Orange is my favorite color

I use fairly vanilla SQL most of the time so I was shocked to read this post on the PostgreSQL list when I ran into some slowness with a NOT IN query. While my experience is with Postgres, apparently this works with most databases.

If you have a NOT IN with a subquery that returns lots of rows, an EXISTS or NOT EXISTS will usually be faster. And not just a little bit. Like by a factor of 200:1 in my NOT EXISTS case! I am doing batch modification to a new schema and used this query to get a count of the remaining records while I was running my conversion scripts:

SELECT count(*) as total
FROM tblLookupAuthenticateOld
WHERE uidMember NOT IN (SELECT uidMember FROM tblLookupAuthenticate)

The EXPLAIN looks like:

"Aggregate  (cost=9033491.00..9033491.01 rows=1 width=0)"
"  ->  Seq Scan on tbllookupauthenticateold  (cost=1772.98..9033453.73 rows=14910 width=0)"
"        Filter: (NOT (subplan))"
"        SubPlan"
"          ->  Materialize  (cost=1772.98..2304.14 rows=29816 width=36)"
"                ->  Seq Scan on tbllookupauthenticate  (cost=0.00..1510.16 rows=29816 width=36)"
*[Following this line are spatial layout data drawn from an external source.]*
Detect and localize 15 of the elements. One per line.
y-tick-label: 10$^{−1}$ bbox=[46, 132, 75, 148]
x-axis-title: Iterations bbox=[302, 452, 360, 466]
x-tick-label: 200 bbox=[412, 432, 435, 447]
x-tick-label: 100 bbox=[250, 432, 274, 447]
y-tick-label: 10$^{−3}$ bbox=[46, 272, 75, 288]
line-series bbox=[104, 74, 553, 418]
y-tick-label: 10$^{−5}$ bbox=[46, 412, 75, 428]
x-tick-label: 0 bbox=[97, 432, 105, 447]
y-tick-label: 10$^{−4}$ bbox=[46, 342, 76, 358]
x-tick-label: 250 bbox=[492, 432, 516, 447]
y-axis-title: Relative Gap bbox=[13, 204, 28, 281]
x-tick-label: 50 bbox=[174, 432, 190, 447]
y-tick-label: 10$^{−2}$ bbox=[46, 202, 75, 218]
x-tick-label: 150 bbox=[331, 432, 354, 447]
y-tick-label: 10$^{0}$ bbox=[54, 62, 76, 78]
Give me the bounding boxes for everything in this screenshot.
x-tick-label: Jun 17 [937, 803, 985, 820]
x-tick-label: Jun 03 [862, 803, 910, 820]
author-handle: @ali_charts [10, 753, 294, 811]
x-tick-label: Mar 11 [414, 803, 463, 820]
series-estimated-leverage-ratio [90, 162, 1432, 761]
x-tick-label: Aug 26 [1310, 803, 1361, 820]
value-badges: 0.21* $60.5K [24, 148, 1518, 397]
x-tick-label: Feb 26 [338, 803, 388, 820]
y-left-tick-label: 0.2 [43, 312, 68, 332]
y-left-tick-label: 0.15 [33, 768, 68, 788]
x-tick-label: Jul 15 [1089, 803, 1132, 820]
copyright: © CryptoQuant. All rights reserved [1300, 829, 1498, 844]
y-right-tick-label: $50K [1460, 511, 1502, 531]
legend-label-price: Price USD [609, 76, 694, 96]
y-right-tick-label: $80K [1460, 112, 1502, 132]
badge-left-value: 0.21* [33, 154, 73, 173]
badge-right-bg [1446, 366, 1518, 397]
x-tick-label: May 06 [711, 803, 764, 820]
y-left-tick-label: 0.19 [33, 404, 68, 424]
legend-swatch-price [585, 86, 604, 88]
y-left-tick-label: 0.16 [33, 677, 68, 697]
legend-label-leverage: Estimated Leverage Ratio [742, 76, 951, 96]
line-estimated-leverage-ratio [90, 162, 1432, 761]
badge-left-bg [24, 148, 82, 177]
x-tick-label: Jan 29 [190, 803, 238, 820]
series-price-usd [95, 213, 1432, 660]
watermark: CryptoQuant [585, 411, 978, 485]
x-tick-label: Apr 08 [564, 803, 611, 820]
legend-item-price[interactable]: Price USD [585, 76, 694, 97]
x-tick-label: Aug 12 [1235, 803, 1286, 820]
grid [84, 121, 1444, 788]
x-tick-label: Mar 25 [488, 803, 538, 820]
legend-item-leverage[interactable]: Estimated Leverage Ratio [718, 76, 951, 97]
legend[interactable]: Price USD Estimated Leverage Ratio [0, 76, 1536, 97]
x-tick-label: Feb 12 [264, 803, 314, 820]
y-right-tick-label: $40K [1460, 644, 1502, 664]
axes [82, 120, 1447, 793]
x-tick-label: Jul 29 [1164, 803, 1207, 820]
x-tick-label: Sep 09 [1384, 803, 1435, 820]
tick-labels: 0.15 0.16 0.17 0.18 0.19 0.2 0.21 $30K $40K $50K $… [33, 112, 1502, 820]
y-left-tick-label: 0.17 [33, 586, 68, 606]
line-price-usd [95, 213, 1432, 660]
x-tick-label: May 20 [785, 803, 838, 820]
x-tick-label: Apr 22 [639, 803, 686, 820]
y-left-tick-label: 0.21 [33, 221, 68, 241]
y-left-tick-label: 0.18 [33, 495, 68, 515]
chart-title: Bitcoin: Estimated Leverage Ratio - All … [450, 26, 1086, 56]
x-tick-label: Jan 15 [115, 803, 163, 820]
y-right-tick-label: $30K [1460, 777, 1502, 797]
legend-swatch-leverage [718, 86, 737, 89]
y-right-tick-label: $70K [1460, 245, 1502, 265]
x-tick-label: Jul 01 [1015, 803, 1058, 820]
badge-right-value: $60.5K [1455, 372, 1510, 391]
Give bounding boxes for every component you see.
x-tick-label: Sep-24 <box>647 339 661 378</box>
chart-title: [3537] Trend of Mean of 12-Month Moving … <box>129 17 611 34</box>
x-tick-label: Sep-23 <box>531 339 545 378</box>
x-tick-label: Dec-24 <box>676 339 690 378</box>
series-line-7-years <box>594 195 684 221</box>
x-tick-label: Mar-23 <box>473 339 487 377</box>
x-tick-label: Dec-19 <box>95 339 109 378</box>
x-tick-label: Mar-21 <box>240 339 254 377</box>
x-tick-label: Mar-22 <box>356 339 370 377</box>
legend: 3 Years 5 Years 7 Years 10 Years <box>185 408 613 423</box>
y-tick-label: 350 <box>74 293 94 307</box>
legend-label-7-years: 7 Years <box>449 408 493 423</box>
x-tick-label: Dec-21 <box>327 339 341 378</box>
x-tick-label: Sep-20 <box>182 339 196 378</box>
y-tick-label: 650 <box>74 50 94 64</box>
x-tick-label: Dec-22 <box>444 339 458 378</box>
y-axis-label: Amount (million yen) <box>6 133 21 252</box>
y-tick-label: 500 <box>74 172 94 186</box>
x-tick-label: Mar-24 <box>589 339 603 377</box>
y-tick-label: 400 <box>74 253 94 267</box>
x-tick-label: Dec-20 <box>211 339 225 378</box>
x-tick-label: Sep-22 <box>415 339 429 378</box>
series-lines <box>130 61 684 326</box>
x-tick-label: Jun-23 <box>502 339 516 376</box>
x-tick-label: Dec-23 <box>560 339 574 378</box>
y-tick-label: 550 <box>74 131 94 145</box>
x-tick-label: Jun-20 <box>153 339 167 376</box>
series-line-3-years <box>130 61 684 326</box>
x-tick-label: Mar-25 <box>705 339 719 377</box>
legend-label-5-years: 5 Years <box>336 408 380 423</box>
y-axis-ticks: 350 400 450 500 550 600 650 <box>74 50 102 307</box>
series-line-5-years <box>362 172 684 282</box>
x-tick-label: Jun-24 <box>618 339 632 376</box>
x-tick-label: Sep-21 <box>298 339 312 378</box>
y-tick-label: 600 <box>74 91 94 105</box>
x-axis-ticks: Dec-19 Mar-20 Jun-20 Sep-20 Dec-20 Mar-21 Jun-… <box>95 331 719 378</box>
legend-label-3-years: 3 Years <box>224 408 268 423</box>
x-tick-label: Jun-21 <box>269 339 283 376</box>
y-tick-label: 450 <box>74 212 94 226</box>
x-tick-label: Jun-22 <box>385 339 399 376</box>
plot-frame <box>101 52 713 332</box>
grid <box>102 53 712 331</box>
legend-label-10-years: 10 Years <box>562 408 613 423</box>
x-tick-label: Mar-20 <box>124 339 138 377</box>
Look at that cost: 9033491.00!! This took about 100 seconds to run on my laptop. It’s because the query is effectively doing a sequential scan for every record in the first table. Ugh. Then I swapped it to NOT EXISTS:

SELECT count(*) as total
FROM tblLookupAuthenticateOld
WHERE NOT EXISTS (select * FROM tblLookupAuthenticate WHERE uidMember = tblLookupAuthenticateOld.uidMember)

The EXPLAIN looks like:

"Aggregate  (cost=247542.82..247542.83 rows=1 width=0)"
"  ->  Seq Scan on tbllookupauthenticateold  (cost=0.00..247505.54 rows=14910 width=0)"
"        Filter: (NOT (subplan))"
"        SubPlan"
"          ->  Index Scan using tbllookupauthenticate_pkey1 on tbllookupauthenticate  (cost=0.00..8.28 rows=1 width=298)"
"                Index Cond: (uidmember = $0)"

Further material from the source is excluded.